I stroked his dark brown hair from his forehead with my fingers and rested my palm against his cheek as I decided what if anything to say. My fear won out as I pleaded with Kedron quietly, "I'm sorry if I seem pushy Kedron. It is your decision. I just love you so much and cannot imagine my world without you in it."
Kedron's eyes opened and he met my tearful gaze. When he realized how emotional I was, his facial features softened, "I'm sorry too. I'm just so frustrated with this whole situation. I don't want to live like this Kynlee. I'm sorry..." His voice faded as tears began to run from his eyes, down his cheeks, and dropped from his chin to his hospital gown. Gritting his teeth again, he said in a shaky, airy tone, "I can't even wipe the damn tears from my face." The tears turned into body shaking sobs. A low keening sound with occasional small gasps of air, was all that I could hear in the stark white hospital room.
It about tore my heart out to see my big, strong, brother in a state of emotional meltdown.
I was unsure how to help him. Maybe he was right and I wasn't equipped to deal with his condition? One thing was for sure though, I would not leave him to deal with this alone as long as I was alive. I would be there to support him in whatever way he needed.
Silent tears ran down my face as I stroked Kedron's hair, wiped his face with a facial tissue, and sat with him as he cried. He was no doubt contemplating his uncertain future. Making decisions is hard with all the facts, but with so many unknowns, it was that much harder. We were twins, kindred souls, and I could only imagine how hard this situation had to be for my hardworking, normally independent brother.
"No matter what happens K, you do not have to go through this alone. You are free to make your own decisions, but know that whatever you decide affects those who love you too." I cleared my suddenly dry throat, wiped my cheeks, and decided a walk might do me good, and allow Kedron time to compose himself. "I'm going to grab a coffee, but I'll be back.

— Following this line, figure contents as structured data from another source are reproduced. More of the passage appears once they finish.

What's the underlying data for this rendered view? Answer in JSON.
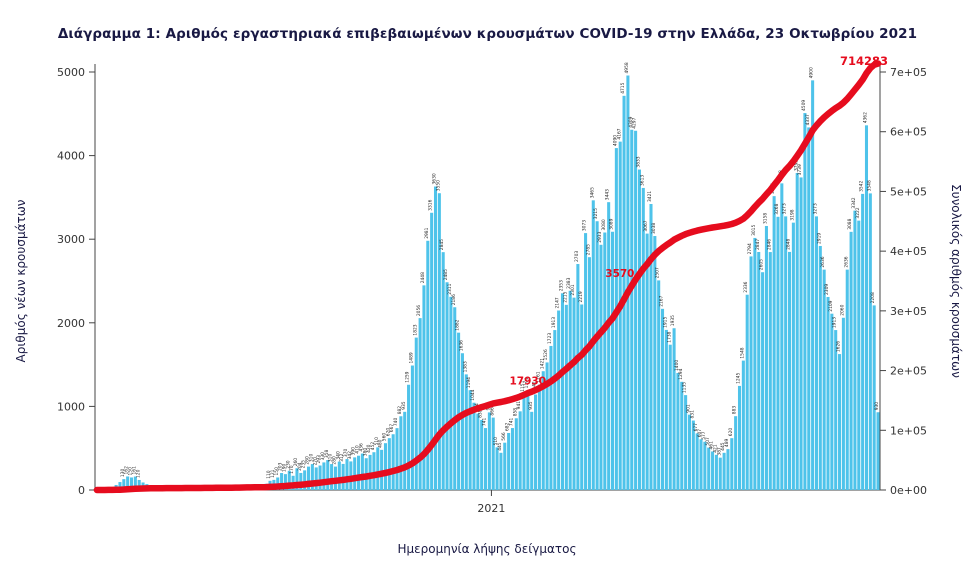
{
  "colors": {
    "bar": "#4ec3ea",
    "cumulative_line": "#e60c1e",
    "title_text": "#191944",
    "axis_text": "#333333",
    "bar_label_text": "#2a2a2a",
    "annotation_text": "#e60c1e"
  },
  "chart_data": {
    "type": "bar",
    "title": "Διάγραμμα 1: Αριθμός εργαστηριακά επιβεβαιωμένων κρουσμάτων COVID-19 στην Ελλάδα, 23 Οκτωβρίου 2021",
    "xlabel": "Ημερομηνία λήψης δείγματος",
    "ylabel_left": "Αριθμός νέων κρουσμάτων",
    "ylabel_right": "Συνολικός αριθμός κρουσμάτων",
    "x_tick_labels": [
      "2021"
    ],
    "x_tick_fractions": [
      0.505
    ],
    "yleft_ticks": [
      0,
      1000,
      2000,
      3000,
      4000,
      5000
    ],
    "yleft_max": 5000,
    "yright_tick_labels": [
      "0e+00",
      "1e+05",
      "2e+05",
      "3e+05",
      "4e+05",
      "5e+05",
      "6e+05",
      "7e+05"
    ],
    "yright_tick_values": [
      0,
      100000,
      200000,
      300000,
      400000,
      500000,
      600000,
      700000
    ],
    "yright_max": 700000,
    "grid": false,
    "legend": "none",
    "series": [
      {
        "name": "daily_new_cases",
        "type": "bar",
        "values": [
          4,
          7,
          10,
          21,
          35,
          60,
          95,
          130,
          162,
          150,
          161,
          120,
          90,
          70,
          55,
          40,
          30,
          22,
          18,
          15,
          12,
          10,
          15,
          10,
          8,
          12,
          20,
          15,
          10,
          18,
          25,
          30,
          20,
          28,
          35,
          30,
          25,
          40,
          50,
          43,
          35,
          50,
          28,
          60,
          75,
          110,
          121,
          150,
          203,
          190,
          230,
          170,
          260,
          204,
          235,
          280,
          310,
          270,
          293,
          330,
          358,
          310,
          280,
          340,
          312,
          370,
          342,
          390,
          410,
          436,
          380,
          420,
          452,
          510,
          480,
          560,
          620,
          667,
          740,
          882,
          935,
          1259,
          1489,
          1823,
          2056,
          2448,
          2981,
          3316,
          3630,
          3550,
          2845,
          2485,
          2311,
          2186,
          1882,
          1636,
          1383,
          1194,
          1044,
          914,
          838,
          741,
          928,
          866,
          510,
          445,
          566,
          682,
          741,
          858,
          941,
          1151,
          1191,
          935,
          1142,
          1261,
          1421,
          1526,
          1723,
          1913,
          2147,
          2353,
          2215,
          2383,
          2301,
          2703,
          2219,
          3073,
          2785,
          3465,
          3215,
          2933,
          3080,
          3443,
          3089,
          4090,
          4167,
          4715,
          4958,
          4309,
          4297,
          3833,
          3613,
          3067,
          3421,
          3038,
          2507,
          2167,
          1915,
          1738,
          1935,
          1400,
          1294,
          1135,
          901,
          831,
          677,
          607,
          577,
          507,
          461,
          421,
          387,
          445,
          489,
          620,
          883,
          1245,
          1548,
          2336,
          2794,
          3015,
          2847,
          2605,
          3158,
          2846,
          3515,
          3268,
          3668,
          3273,
          2848,
          3198,
          3792,
          3739,
          4509,
          4337,
          4900,
          3273,
          2919,
          2636,
          2309,
          2109,
          1913,
          1626,
          2060,
          2636,
          3088,
          3342,
          3222,
          3542,
          4362,
          3548,
          2208,
          930
        ]
      },
      {
        "name": "cumulative_cases",
        "type": "line",
        "derived": "cumulative_of_daily_new_cases_normalized",
        "final_value": 714283
      }
    ],
    "annotations": [
      {
        "text": "17930",
        "at_cumulative": 179300,
        "position": "mid"
      },
      {
        "text": "3570",
        "at_cumulative": 357000,
        "position": "mid"
      },
      {
        "text": "714283",
        "at_cumulative": 714283,
        "position": "end"
      }
    ]
  }
}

Anything I can bring you?"
"I haven't had a stick of gum in over two weeks. Could you please see if they have sugar free gum? Might freshen my mouth a bit," he said. Kedron loved to chew gum while he worked, so it probably was odd going so long without.

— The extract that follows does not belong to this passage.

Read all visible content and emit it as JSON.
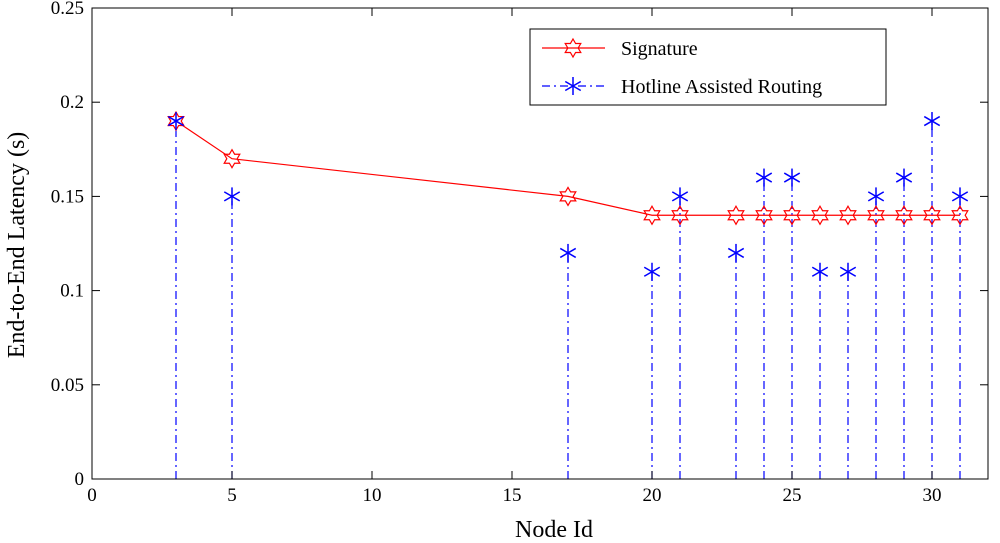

I smiled, nodded, and answered, "I'll see what I can do." I kissed his cheek before saying, "I'll be back shortly," and headed out the door. All I could do was hope Wam was right and the counseling at the rehabilitation center was an integral part of the program.
The walk and coffee allowed me to calm myself and regain control over my emotions. I was supposed to try to exude positive vibes only in his room, so.. that's what I'd do! I could be Miss happy-go-lucky, even if I had to fake it. For now, I needed to reach out to Wam and make sure it was safe for Kedron to forgo surgery for placement in rehab. I sent a text and would await his reply.
Kynlee: Hope your day is going well. When I arrived at the hospital today, Dr. Adams and Kedron were discussing placement in a rehabilitation facility instead of surgery. Is this safe?
After a quick walk around the hospital to the cafeteria, I was in a better frame of mind. My emotions back in control, I returned to Kedron's room with a large, black coffee for me, and a value pack or sugar free mint gum for Kedron. Seeing the pack of gum earned me a smile. The rest of the morning was uneventful, but I didn't push Kedron about his decisions anymore either. When the news came on at noon, I took my leave for the day and returned to the cabin with a newspaper in hand. I was looking for possible job leads to apply for as soon as Kedron was transferred.
Life may never be the same, but together we could make a new normal. The question is, where does that leave me with Wam? It felt like there were so many questions and so little time to make life altering decisions.